Debt Consolidation Warnings

Debt Consolidation Warnings

Consumers will sometimes look to debt consolidation as a way to reduce their monthly obligations and get debt under control. But before you get involved in debt consolidation, there are some warnings you should heed. The more you understand the process and consequences of debt consolidation, the better prepared you will be to negotiate a favorable deal for your situation.

Balance Transfers

    One of the ways in which consumers will use to consolidate debt is to transfer it to a new account that promises a zero interest rate on account transfers, according to Jenny McCune, on the Bankrate website. The danger in using a balance transfer is the zero percent interest rate is often an introductory rate that will go up after that period is over. Read the fine print on any credit account that you intend to use to transfer a balance and be sure to understand when the rate goes up and what the maximum possible interest rate will be.

Costs

    The process of debt consolidation brings several high-interest rate credit accounts together into one single payment.

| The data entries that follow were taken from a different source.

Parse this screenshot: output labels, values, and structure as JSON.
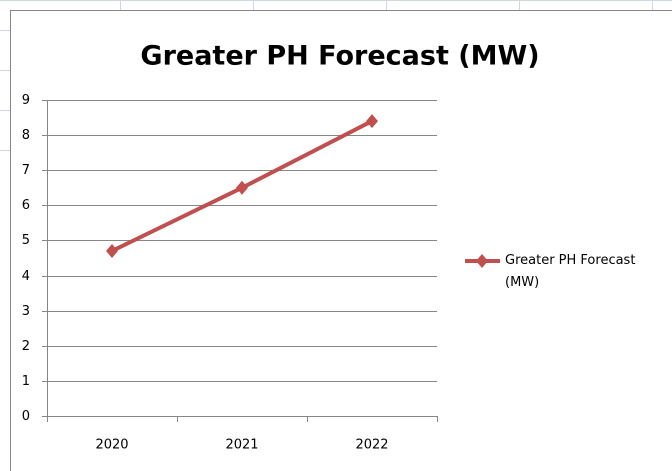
{
  "chart_data": {
    "type": "line",
    "title": "Greater PH Forecast (MW)",
    "categories": [
      "2020",
      "2021",
      "2022"
    ],
    "series": [
      {
        "name": "Greater PH Forecast (MW)",
        "color": "#c0504d",
        "values": [
          4.7,
          6.5,
          8.4
        ]
      }
    ],
    "ylim": [
      0,
      9
    ],
    "yticks": [
      0,
      1,
      2,
      3,
      4,
      5,
      6,
      7,
      8,
      9
    ],
    "grid": true,
    "legend": "right"
  }
}
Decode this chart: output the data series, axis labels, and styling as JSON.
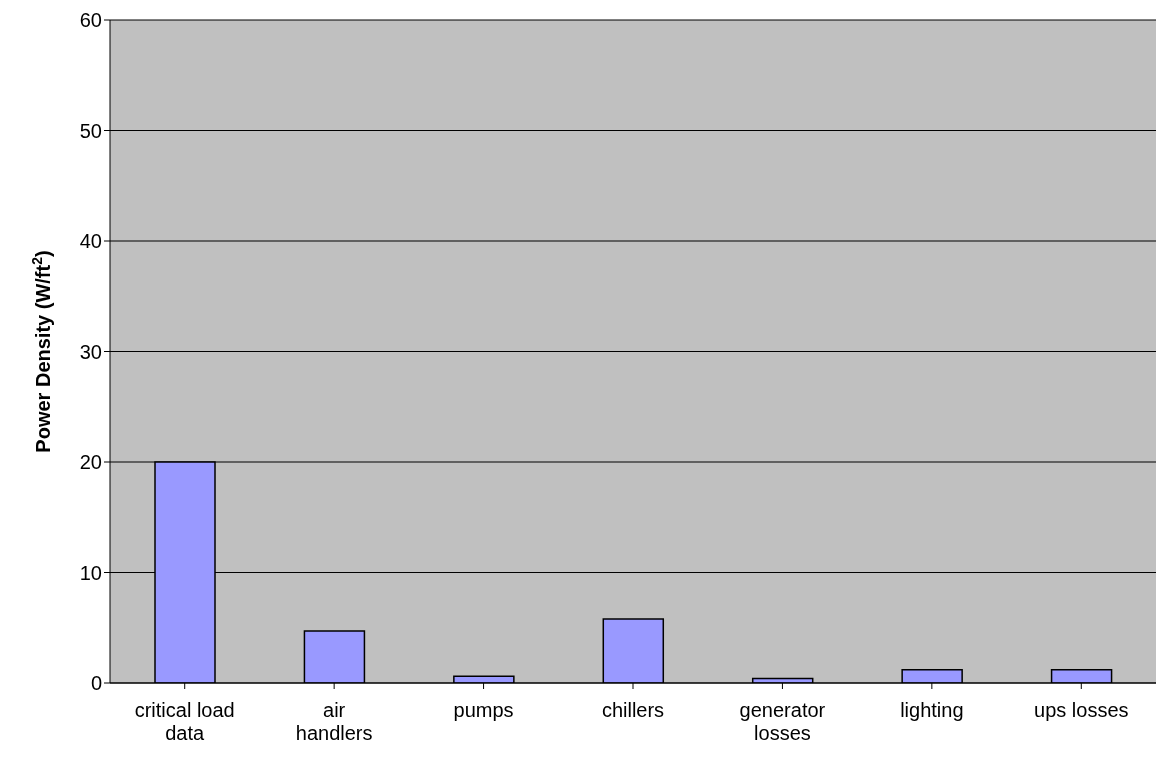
{
  "chart_data": {
    "type": "bar",
    "ylabel": "Power Density (W/ft$^{2}$)",
    "categories": [
      "critical load data",
      "air handlers",
      "pumps",
      "chillers",
      "generator losses",
      "lighting",
      "ups losses"
    ],
    "values": [
      20,
      4.7,
      0.6,
      5.8,
      0.4,
      1.2,
      1.2
    ],
    "color": "#9999ff",
    "ylim": [
      0,
      60
    ],
    "yticks": [
      0,
      10,
      20,
      30,
      40,
      50,
      60
    ],
    "grid": "y",
    "legend": false
  }
}
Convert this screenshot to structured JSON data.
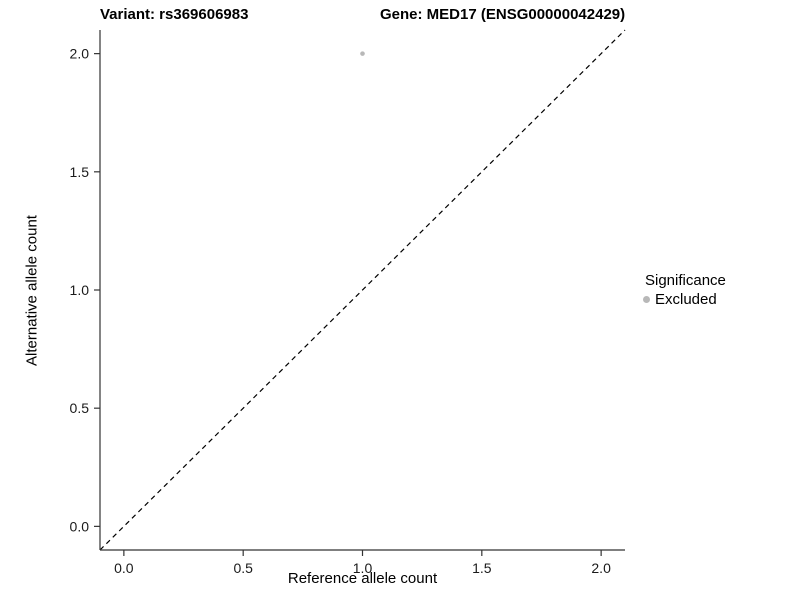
{
  "titles": {
    "variant": "Variant: rs369606983",
    "gene": "Gene: MED17 (ENSG00000042429)"
  },
  "axes": {
    "x_label": "Reference allele count",
    "y_label": "Alternative allele count"
  },
  "legend": {
    "title": "Significance",
    "items": [
      {
        "label": "Excluded",
        "color": "#b8b8b8"
      }
    ]
  },
  "chart_data": {
    "type": "scatter",
    "title": "Variant: rs369606983   Gene: MED17 (ENSG00000042429)",
    "xlabel": "Reference allele count",
    "ylabel": "Alternative allele count",
    "xlim": [
      -0.1,
      2.1
    ],
    "ylim": [
      -0.1,
      2.1
    ],
    "xticks": [
      0.0,
      0.5,
      1.0,
      1.5,
      2.0
    ],
    "yticks": [
      0.0,
      0.5,
      1.0,
      1.5,
      2.0
    ],
    "xtick_labels": [
      "0.0",
      "0.5",
      "1.0",
      "1.5",
      "2.0"
    ],
    "ytick_labels": [
      "0.0",
      "0.5",
      "1.0",
      "1.5",
      "2.0"
    ],
    "grid": false,
    "legend_position": "right",
    "series": [
      {
        "name": "Excluded",
        "color": "#b8b8b8",
        "points": [
          [
            1.0,
            2.0
          ]
        ]
      }
    ],
    "reference_line": {
      "kind": "identity",
      "style": "dashed",
      "color": "#000000",
      "from": [
        -0.1,
        -0.1
      ],
      "to": [
        2.1,
        2.1
      ]
    },
    "axis_color": "#333333",
    "tick_label_color": "#1a1a1a"
  }
}
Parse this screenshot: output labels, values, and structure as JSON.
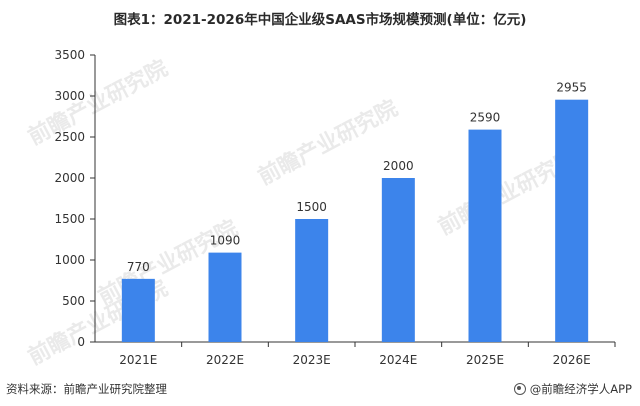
{
  "title": "图表1：2021-2026年中国企业级SAAS市场规模预测(单位：亿元)",
  "watermark_text": "前瞻产业研究院",
  "footer": {
    "source": "资料来源：前瞻产业研究院整理",
    "brand": "@前瞻经济学人APP",
    "brand_icon": "qianzhan-logo-icon"
  },
  "colors": {
    "bar": "#3c84eb",
    "axis": "#333333",
    "text": "#333333"
  },
  "chart_data": {
    "type": "bar",
    "categories": [
      "2021E",
      "2022E",
      "2023E",
      "2024E",
      "2025E",
      "2026E"
    ],
    "values": [
      770,
      1090,
      1500,
      2000,
      2590,
      2955
    ],
    "data_labels": [
      "770",
      "1090",
      "1500",
      "2000",
      "2590",
      "2955"
    ],
    "ylim": [
      0,
      3500
    ],
    "yticks": [
      0,
      500,
      1000,
      1500,
      2000,
      2500,
      3000,
      3500
    ],
    "xlabel": "",
    "ylabel": "",
    "grid": false,
    "legend": "none"
  }
}
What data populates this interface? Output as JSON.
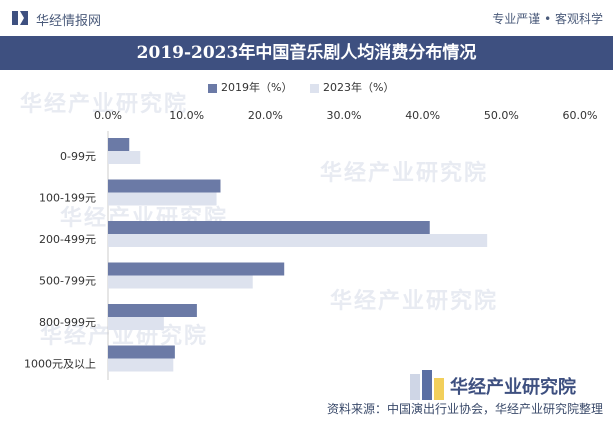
{
  "header": {
    "brand": "华经情报网",
    "slogan": "专业严谨 • 客观科学"
  },
  "title": "2019-2023年中国音乐剧人均消费分布情况",
  "watermark": "华经产业研究院",
  "footer": {
    "brand": "华经产业研究院",
    "source": "资料来源：中国演出行业协会，华经产业研究院整理"
  },
  "colors": {
    "series1": "#6b7aa6",
    "series2": "#dde2ee",
    "title_bg": "#3e5080"
  },
  "chart_data": {
    "type": "bar",
    "orientation": "horizontal",
    "categories": [
      "0-99元",
      "100-199元",
      "200-499元",
      "500-799元",
      "800-999元",
      "1000元及以上"
    ],
    "series": [
      {
        "name": "2019年（%）",
        "values": [
          2.7,
          14.3,
          40.9,
          22.4,
          11.3,
          8.5
        ]
      },
      {
        "name": "2023年（%）",
        "values": [
          4.1,
          13.8,
          48.2,
          18.4,
          7.1,
          8.3
        ]
      }
    ],
    "xlim": [
      0,
      60
    ],
    "x_ticks": [
      "0.0%",
      "10.0%",
      "20.0%",
      "30.0%",
      "40.0%",
      "50.0%",
      "60.0%"
    ],
    "legend_position": "top"
  }
}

While this can seem advantageous, if you do not watch the numbers the consolidation loan can cost more than the separate accounts, according to the Federal Trade Commission. Pay attention to the interest rate you are getting on your consolidation loan and make sure it is less than the lowest rate on the credit accounts you are consolidating. In some cases, the loan company will roll insurance and fees into the loan that drive up the costs. Compare the final cost of your consolidation loan to the cost of having your separate accounts before making the final decision.

Loans

    Home equity loans and borrowing against a retirement program are two popular ways that consumers use to consolidate debt, according to Liz Weston, from MSN Money. With a home equity loan you are securing the loan with your home. If you default on the loan, you could lose your home. When you borrow against a 401k program at work you can get the money you need at a reasonable interest rate and have adequate time to pay it off. If you leave the company or are terminated, then the company can ask you to pay that 401k loan back at an accelerated rate. Be careful when using secured loans or retirement account loans to consolidate debt.

Focused Solution

    Consumers that get involved in debt consolidation can make the mistake of believing that consolidation eliminates debt. The process of debt consolidation is one way of getting your debt under control, and it should be a part of a comprehensive debt control program; however, if you need assistance creating a budget and limiting your credit spending, then you should see a credit counselor. Debt consolidation is not a final answer to debt management problems. It is one part of a solution that should address your spending habits and help you make good financial decisions in the future.